# Favorite virtuoso showpieces structured like Sarasate's Introduction & Tarantella?



## Fenestella (Oct 4, 2015)

*Favorite virtuoso showpieces structured like Sarasate's Introduction & Tarantella?*

I really like the feeling of being captivated by the melodious _Introduction _while anticipating the virtuoso _Tarantella_.
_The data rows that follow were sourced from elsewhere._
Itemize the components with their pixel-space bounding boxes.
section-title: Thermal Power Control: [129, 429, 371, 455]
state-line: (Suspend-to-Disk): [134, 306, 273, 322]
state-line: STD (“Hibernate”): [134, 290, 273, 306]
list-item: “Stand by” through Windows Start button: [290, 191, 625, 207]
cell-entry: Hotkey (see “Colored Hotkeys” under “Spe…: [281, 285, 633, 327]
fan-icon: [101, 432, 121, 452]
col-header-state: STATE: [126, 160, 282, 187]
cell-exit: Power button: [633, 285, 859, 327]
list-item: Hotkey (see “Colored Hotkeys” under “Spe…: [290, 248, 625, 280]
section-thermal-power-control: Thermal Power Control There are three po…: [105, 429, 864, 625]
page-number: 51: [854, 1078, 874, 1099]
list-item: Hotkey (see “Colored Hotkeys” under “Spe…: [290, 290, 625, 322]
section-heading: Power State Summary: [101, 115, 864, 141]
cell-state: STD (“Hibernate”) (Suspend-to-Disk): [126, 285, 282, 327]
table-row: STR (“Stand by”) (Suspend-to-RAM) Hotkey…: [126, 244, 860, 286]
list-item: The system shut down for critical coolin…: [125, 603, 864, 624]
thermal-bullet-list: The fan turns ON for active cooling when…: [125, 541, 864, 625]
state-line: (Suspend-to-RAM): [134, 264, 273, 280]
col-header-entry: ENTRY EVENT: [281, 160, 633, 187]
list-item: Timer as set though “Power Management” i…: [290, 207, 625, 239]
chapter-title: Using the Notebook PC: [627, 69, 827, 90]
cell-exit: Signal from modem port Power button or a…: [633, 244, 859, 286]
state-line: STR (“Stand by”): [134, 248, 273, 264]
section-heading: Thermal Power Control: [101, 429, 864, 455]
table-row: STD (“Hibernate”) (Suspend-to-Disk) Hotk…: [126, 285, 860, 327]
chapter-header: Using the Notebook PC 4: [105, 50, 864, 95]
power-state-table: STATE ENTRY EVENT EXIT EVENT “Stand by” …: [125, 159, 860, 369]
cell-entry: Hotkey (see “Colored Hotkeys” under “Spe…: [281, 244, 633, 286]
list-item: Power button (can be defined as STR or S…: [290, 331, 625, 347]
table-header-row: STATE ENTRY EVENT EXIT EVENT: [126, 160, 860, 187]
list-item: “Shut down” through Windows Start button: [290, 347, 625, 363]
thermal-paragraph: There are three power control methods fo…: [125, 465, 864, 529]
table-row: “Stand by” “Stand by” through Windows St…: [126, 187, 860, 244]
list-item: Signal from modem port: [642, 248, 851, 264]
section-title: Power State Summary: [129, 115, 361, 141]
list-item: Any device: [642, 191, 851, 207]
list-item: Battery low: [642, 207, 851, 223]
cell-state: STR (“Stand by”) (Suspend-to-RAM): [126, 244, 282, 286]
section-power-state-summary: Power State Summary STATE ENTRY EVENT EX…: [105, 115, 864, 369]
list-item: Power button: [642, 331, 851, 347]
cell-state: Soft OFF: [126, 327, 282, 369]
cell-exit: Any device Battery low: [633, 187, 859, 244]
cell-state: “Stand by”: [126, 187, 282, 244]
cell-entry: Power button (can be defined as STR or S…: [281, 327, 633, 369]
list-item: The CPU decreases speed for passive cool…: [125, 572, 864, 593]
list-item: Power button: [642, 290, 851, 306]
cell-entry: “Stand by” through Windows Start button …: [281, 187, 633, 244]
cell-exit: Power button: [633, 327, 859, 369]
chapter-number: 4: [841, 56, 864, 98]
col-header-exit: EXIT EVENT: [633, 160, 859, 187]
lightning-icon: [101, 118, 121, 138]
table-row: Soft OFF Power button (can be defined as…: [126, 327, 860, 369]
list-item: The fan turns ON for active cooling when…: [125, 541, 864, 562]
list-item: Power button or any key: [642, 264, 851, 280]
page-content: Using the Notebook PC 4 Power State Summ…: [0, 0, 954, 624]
Other virtuoso showpieces that give me such feeling are:
Saint-Saens' Introduction and Rondo Capriccioso
Kreisler's Praeludium and Allegro

I'm reluctant to name Mendelssohn's Rondo Capriccioso because when I listen to the _Andante_, I only feel the anticipation of the _Presto_.


----------



## Bettina (Sep 29, 2016)

That definitely is a very exciting type of structure! I can't think of many other pieces structured exactly like that. But there are some Theme and Variations pieces where a fairly simple theme is followed by virtuosic variations. For example, there's Mozart's variations on Ah, Vous dirai-je Maman (the same melody as Twinkle, Twinkle, Little Star). And another example is Beethoven's 32 Variations in C Minor, WoO 80. What do you think? Would you consider those to be good examples of what you're looking for?


----------



## Fenestella (Oct 4, 2015)

Bettina said:


> ...a fairly simple theme is followed by virtuosic variations.


Simple theme and most virtuosic variations: Rach 3 (1st mvt in particular)

The 1st mvt of Schumann's Piano Sonata No. 1: Introduzione & Allegro vivace
Chopin's Andante Spianato & Grande Polonaise Brilliante


----------



## hpowders (Dec 23, 2013)

Debussy L'isle joyeuse.

The ultimate in pianistic virtuosity.


----------



## Bettina (Sep 29, 2016)

hpowders said:


> Debussy L'isle joyeuse.
> 
> The ultimate in pianistic virtuosity.


But L'isle joyeuse seems to be virtuosic from the very beginning. The opening right hand solo is pretty hard to play!


----------



## majlis (Jul 24, 2005)

Paganini's Barucabá variations for solo violín.Very few recordings, very seldom played live, forgotten.


----------



## Pugg (Aug 8, 2014)

majlis said:


> Paganini's Barucabá variations for solo violín.Very few recordings, very seldom played live, forgotten.


Can't even find one.


----------



## majlis (Jul 24, 2005)

. At least a sample. I've complete by Accardo and by Ricci.


----------



## majlis (Jul 24, 2005)

Founded! Complete the 60 variations on a Genevese theme "Baracubá" (probably a Jewish song)


----------



## Pugg (Aug 8, 2014)

majlis said:


> Founded! Complete the 60 variations on a Genevese theme "Baracubá" (probably a Jewish song)


Thank you very much majlis.


----------